Ease of maintenance was another consideration. “The lawns are mown with a ride-on mower, so the sweeping lawn area had to have an easy gradient. It was imperative that we factor in ongoing maintenance, because this is a rural working property, and available time and resources are at a minimum.”

As well as the stone, there were a few other existing elements that Phillip and his team had to deal with or work around. “It’s amazing to imagine that there was once a tennis court surrounded by a cypress hedge where the spring is now located,” he says. “I took inspiration for it from a remarkable bluestone rainwater tank, which was built on top of a ridge to provide water pressure to the homestead in the 1870s.” He replicated this circular form to create the spring, which he then surrounded with a circular avenue of Zelkova trees. In time, this will become an “amphitheatre of vegetation”.

Phillip carefully placed boulders from the site around the new scheme, including along the dry creaked. Photo: Claire Takacs/©Phillip Johnson

Another eye-catching element of the new scheme is a 20m-long curved boardwalk, inspired by the shape of a reclining human form. It twists over the water, mimicking the serpentine creek that winds through the whole space.

This is a major part of the water management system Phillip designed. “Water flows off the roof of the homestead and off the driveway into the creekbed, then down into the billabongs,” he explains. “These water catchments also assist in providing water for residents in the event of a bushfire – unfortunately, fire is part of the reality of the property and its surrounds. This water will assist in reducing the intensity of a fire if one comes, because it has to travel in a northerly direction and pass over the wetlands.”

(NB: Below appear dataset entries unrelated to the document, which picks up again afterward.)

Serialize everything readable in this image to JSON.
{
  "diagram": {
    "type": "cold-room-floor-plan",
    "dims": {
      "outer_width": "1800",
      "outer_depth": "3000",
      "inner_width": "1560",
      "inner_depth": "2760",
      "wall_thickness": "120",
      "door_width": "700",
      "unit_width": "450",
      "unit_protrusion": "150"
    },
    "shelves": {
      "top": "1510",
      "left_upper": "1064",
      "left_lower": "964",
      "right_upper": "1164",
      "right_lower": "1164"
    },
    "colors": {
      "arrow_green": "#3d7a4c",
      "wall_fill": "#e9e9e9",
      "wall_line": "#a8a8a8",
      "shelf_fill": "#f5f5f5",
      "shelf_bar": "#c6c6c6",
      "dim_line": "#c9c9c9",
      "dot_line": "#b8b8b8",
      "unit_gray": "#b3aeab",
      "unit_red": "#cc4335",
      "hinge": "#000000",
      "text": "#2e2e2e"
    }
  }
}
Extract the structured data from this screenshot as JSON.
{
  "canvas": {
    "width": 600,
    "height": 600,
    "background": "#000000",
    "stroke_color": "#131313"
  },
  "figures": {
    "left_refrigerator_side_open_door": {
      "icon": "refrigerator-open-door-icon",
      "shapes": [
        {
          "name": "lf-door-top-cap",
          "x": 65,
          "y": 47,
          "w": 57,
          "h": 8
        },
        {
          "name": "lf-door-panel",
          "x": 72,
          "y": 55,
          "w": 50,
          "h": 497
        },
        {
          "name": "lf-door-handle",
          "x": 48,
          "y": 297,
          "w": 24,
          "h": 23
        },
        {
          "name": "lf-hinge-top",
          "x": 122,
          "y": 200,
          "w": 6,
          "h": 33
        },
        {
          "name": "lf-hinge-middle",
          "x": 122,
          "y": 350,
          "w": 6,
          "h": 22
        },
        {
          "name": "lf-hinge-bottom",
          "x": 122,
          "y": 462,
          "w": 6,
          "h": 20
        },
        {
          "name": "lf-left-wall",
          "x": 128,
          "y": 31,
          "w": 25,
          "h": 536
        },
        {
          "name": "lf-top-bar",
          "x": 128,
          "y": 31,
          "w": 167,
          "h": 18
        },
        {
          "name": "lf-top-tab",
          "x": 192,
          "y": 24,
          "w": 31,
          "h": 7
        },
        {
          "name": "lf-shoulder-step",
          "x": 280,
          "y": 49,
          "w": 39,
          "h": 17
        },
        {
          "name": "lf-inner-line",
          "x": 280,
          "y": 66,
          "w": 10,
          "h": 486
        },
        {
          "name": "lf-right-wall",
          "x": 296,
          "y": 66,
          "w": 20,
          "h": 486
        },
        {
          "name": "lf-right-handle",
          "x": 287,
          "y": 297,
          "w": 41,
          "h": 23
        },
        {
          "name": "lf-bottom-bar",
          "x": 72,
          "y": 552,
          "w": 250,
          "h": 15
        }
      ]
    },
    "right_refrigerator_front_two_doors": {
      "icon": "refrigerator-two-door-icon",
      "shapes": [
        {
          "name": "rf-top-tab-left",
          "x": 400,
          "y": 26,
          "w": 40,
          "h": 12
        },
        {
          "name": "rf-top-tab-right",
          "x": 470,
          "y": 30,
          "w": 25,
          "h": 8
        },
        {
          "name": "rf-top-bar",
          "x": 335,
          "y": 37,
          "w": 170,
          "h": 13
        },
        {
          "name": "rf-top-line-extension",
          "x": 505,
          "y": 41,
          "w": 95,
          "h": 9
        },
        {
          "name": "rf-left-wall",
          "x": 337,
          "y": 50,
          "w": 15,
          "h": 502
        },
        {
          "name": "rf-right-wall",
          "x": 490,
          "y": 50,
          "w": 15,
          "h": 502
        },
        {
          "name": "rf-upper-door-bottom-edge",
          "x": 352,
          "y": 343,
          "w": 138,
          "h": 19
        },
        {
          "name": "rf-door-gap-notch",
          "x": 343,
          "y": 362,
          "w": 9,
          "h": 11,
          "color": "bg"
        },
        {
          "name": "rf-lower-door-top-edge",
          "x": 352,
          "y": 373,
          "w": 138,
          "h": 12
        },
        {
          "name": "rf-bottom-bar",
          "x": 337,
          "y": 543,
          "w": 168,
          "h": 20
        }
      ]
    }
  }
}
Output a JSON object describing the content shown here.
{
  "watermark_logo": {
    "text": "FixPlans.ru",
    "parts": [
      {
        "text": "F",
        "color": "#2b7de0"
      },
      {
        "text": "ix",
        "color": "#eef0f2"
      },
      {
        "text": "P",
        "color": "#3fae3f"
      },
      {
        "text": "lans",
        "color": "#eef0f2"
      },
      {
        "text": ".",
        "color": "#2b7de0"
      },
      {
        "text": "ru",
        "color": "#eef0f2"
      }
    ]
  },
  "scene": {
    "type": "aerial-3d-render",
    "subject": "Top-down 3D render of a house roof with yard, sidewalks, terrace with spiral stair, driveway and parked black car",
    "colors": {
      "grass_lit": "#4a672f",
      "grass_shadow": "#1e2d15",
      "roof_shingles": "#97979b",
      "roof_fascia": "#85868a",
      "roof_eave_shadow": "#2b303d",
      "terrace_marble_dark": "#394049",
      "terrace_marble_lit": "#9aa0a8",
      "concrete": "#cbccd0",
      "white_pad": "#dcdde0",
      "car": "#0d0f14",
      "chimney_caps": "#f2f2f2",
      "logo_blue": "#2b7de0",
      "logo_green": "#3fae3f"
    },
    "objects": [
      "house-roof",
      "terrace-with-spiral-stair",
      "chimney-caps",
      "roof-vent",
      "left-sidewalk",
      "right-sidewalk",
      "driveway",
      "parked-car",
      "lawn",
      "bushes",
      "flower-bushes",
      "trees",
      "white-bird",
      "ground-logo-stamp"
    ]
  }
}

The existing garden now flows into the new garden, and the transition between the two is defined via a dry creekbed, planted with a mix of exotics and natives. “The existing garden contained several plants that we could select for this transition,” Phillip says, “such as Echium candicans, Euphorbia, Cistus, Iris, Salvia and Sedum species. We complemented these with plantings of purple-flowered Patersonia occidentalis as well as Dianella species and kangaroo paws.

Lomandra and other grasses were planted to soften the rocks that were used throughout the design. We planted lashings of Billy buttons (Craspedia) and Lythrum salicaria to achieve the effect of a mass of soft yellow and purple colour. Further along the creek and garden beds, we incorporated key feature plants for striking impact, such as grass trees (Xanthorrhoea), huge bottle trees (Brachychiton) and Gymea lilies.”

Phillip brought this poppies display to RHS Chelsea Flower Show 2016. Photo: John Campbell

Challenging times

Phillip admits that the size and scope of this garden was a real challenge. “It was a massive project,” he says. “The planning and build took 15 months – the build alone took five. Detailed planning is critical for these projects, and they often require engineering solutions. The dam was built from our CAD plans, which were uploaded to the excavator – this enabled the machinery to create the specified levels and gradients we needed.”

He also felt it was important that the small details were executed at the same high standard as these large-scale changes, “so that when you zoom in from a couple of hectares down to a square metre, the quality is still there. That was a real challenge, because of the scale,” he says.

The build was completed in 2014, and has been developing well ever since. Phillip continues to monitor progress, and is proud and pleased with the result. “This is a very young garden,” he says, “but it works well with the heritage of the property, and it blends in with the surrounding garden.”

This garden is also featured in Phillip’s book, Connected (Murdoch Books, £25).


About Phillip Johnson

Phillip Johnson is the director of Phillip Johnson Landscapes and is recognised as an Australian sustainable landscape pioneer in the residential and commercial sectors. He is committed to greening cities and addressing water management through innovative and flexible sustainable landscape design.